Wear detection of planetary bearings
1. Routinely test oil samples for iron content. “Ideally, this should be done online with a program that’s installed in the gearbox and continually monitors and checks for wear particles,” he says.
2. Install and monitor an online vibration analysis.
3. Check the position of torque arms in gearbox mountings. “If they have moved all the way backwards, this means the gearbox has likely experienced too much thrust,” Brooks points out.
Damage to a planetary bearing can accumulate quickly. Unlike high-speed bearings, replacing a planetary bearing requires a more complex strategy than simply sending a couple wind techs up-tower for repairs. Typically a crane is needed on site, and potentially a full rebuild of the gearbox.
“In fact, if you go back three or four years, if you had a planet bearing problem, that gearbox had to be fully removed from the nacelle and tower, which always required a crane,” says Brooks. “Service companies are now getting creative and figuring out ways to replace planetary bearings up tower when possible. This is saving costs.”

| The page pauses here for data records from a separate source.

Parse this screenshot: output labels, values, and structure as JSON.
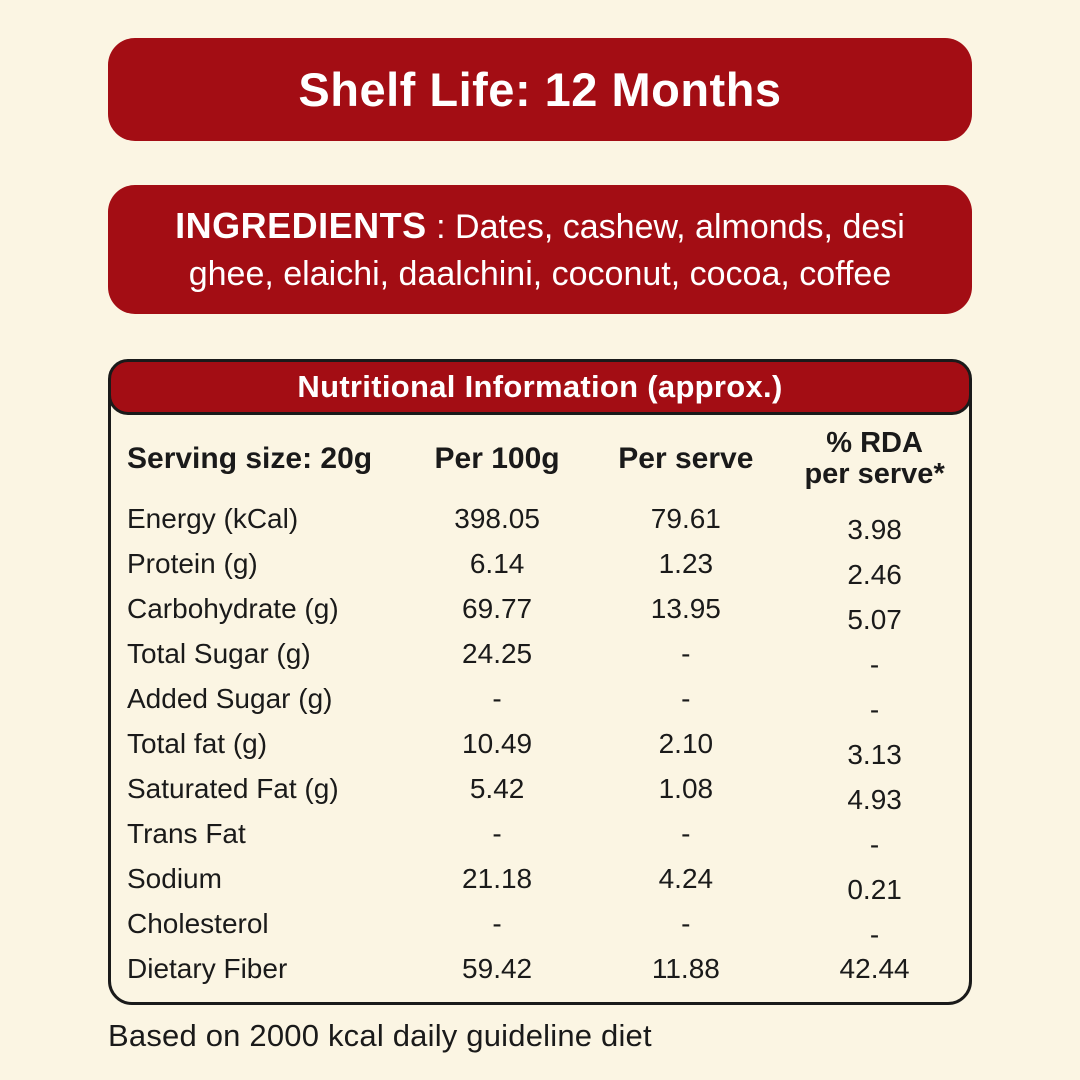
{
  "page": {
    "background_color": "#FBF5E3",
    "accent_red": "#A30D14",
    "text_color": "#1A1A1A"
  },
  "shelf_life_banner": {
    "text": "Shelf Life: 12 Months"
  },
  "ingredients_banner": {
    "label": "INGREDIENTS",
    "text": ": Dates, cashew, almonds, desi ghee, elaichi, daalchini, coconut, cocoa, coffee"
  },
  "nutrition_table": {
    "title": "Nutritional Information (approx.)",
    "header": {
      "serving": "Serving size: 20g",
      "per_100g": "Per 100g",
      "per_serve": "Per serve",
      "rda_line1": "% RDA",
      "rda_line2": "per serve*"
    },
    "rows": [
      {
        "label": "Energy (kCal)",
        "per_100g": "398.05",
        "per_serve": "79.61",
        "rda": "3.98"
      },
      {
        "label": "Protein (g)",
        "per_100g": "6.14",
        "per_serve": "1.23",
        "rda": "2.46"
      },
      {
        "label": "Carbohydrate (g)",
        "per_100g": "69.77",
        "per_serve": "13.95",
        "rda": "5.07"
      },
      {
        "label": "Total Sugar (g)",
        "per_100g": "24.25",
        "per_serve": "-",
        "rda": "-"
      },
      {
        "label": "Added Sugar (g)",
        "per_100g": "-",
        "per_serve": "-",
        "rda": "-"
      },
      {
        "label": "Total fat (g)",
        "per_100g": "10.49",
        "per_serve": "2.10",
        "rda": "3.13"
      },
      {
        "label": "Saturated Fat (g)",
        "per_100g": "5.42",
        "per_serve": "1.08",
        "rda": "4.93"
      },
      {
        "label": "Trans Fat",
        "per_100g": "-",
        "per_serve": "-",
        "rda": "-"
      },
      {
        "label": "Sodium",
        "per_100g": "21.18",
        "per_serve": "4.24",
        "rda": "0.21"
      },
      {
        "label": "Cholesterol",
        "per_100g": "-",
        "per_serve": "-",
        "rda": "-"
      },
      {
        "label": "Dietary Fiber",
        "per_100g": "59.42",
        "per_serve": "11.88",
        "rda": "42.44"
      }
    ]
  },
  "footnote": {
    "text": "Based on 2000 kcal daily guideline diet"
  }
}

When cylindrical bearings are damaged, Brooks recommends replacing them with a case carburized design, which is more durable to debris. Case-hardened steels exhibit higher fracture toughness than through-hardened steel. He says there are also a number of coating options that could help, such as a black-oxide or diamond-like carbon coating. “Or, you can consider a re-design to make the cylindrical more of a precision bearing or switch to a tapered bearing.”
For damage to tapered bearings, Brooks also suggests using a case carburized design — or an integrated design, which is a newer option for gearbox manufacturers and service companies.
A bearing typically has three pieces: the rollers, an inner race that is pressed onto a shaft, and an outer race that is pressed into the gear bore. But now there are options that integrate the inner race with the shaft or the outer race with the gear, or both, into one solid component. “Integrating essentially machines the bearing’s outer race into the inner bore of the gear,” explains Brooks.
An integrated bearing reduces the total number of components in the assembly by directly machining bearing races into the surrounding components of a gearbox. It is an option for cylindrical and tapered gearbox planet bearings.
“In some ways it brings complexity into the manufacturing process because bearings are not made at gear plants nor are gears made at bearing plants,” says Brooks. “But there are a lot of advantages to integrating the two.” Most notably: integrated bearings show improved performance and greater power density.
“Certain failure modes simply don’t exist with the integrated design,” says Brooks. “One example is referred to as creeping outer. This occurs when a bearing race is pressed into the gear so that, over time and under load, the bearing can potentially move and generate debris. Of course you don’t want that, and it cannot occur with a one-piece, integrated component.”
For this reason, many brand-new gearbox designs are employing integrated bearings, whether cylindrical or tapered. “Lesson learned,” says Brooks. “It takes time, but with each new design we progress and gain more knowledge. In fact, a few companies are also starting to offer integrated retrofit rebuilds, which is a fairly new and exciting option in the wind industry.”